C’est précisément pour s’exposer à une erreur moins grave que les devins énoncent les choses d’après les genres. On trouve mieux, lorsqu’on joue à pair ou non, en disant simplement pair ou impair qu’en disant un nombre, et en disant que telle chose sera qu’en disant dans quel temps. Voilà pourquoi les diseurs d’oracles n’ajoutent pas, dans leur réponse, la détermination du temps. Toutes ces choses-là se ressemblent ; aussi, à moins de quelque motif particulier pris dans cet ordre, il faut les éviter.

V. La quatrième distingue, comme l’a fait Protagoras, les genres des noms masculins, féminins et neutres[1] ; car il faut exprimer ces genres correctement : « Elle est venue, et, après avoir causé, elle est partie. »
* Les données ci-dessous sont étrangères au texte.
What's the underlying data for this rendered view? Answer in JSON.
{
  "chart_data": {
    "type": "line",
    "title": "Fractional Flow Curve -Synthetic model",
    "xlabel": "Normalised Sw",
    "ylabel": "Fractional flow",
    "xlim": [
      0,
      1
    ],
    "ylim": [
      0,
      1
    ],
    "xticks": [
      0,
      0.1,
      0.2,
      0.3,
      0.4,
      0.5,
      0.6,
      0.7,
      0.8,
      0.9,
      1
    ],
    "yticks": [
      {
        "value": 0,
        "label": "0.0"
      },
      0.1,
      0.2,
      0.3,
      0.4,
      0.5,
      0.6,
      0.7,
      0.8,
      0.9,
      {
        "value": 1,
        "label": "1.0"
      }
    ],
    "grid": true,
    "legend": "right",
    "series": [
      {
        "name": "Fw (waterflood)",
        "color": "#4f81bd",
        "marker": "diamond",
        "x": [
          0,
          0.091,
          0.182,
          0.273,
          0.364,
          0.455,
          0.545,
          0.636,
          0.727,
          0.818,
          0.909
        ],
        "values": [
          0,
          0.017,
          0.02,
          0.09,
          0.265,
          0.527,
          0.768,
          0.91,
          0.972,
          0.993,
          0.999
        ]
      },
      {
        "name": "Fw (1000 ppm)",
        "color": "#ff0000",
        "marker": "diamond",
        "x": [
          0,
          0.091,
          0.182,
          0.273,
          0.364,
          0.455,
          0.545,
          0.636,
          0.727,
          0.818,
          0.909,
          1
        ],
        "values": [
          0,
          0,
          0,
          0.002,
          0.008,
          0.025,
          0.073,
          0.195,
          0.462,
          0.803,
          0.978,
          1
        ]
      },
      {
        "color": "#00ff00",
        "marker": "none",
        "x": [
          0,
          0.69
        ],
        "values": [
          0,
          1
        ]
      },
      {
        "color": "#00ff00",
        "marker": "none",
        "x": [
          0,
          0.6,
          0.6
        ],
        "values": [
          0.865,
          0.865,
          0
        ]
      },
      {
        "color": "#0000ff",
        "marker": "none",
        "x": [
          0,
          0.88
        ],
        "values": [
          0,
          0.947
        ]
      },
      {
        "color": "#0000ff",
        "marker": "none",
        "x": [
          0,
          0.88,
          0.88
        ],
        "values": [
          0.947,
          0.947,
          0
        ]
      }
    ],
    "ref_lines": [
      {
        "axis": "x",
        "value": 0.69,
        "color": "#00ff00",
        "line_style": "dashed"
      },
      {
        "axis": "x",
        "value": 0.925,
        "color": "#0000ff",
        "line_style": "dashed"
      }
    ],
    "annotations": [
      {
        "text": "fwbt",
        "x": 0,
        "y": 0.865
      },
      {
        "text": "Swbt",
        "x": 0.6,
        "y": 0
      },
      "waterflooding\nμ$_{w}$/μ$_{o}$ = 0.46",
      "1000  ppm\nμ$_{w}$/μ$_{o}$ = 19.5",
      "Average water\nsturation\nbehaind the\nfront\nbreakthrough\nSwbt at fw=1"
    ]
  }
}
VI. La cinquième consiste à nommer correctement ce qui est en grand nombre, en petit nombre et à l’état d’unité : « Ces gens, dès qu’ils furent arrivés, se mirent à me frapper… » Il faut d’une manière absolue bien lire ce qui est écrit, et bien le prononcer, ce qui revient au même. C’est là une chose que la multiplicité des conjonctions rend difficile, ainsi que les phrases qu’il n’est pas aisé de ponctuer, comme celles d’Héraclite[2] ; car la ponctuation, dans Héraclite, est

  1. Σκεύη, les objets.
  2. L’obscurité du style d’Héraclite était passée en proverbe.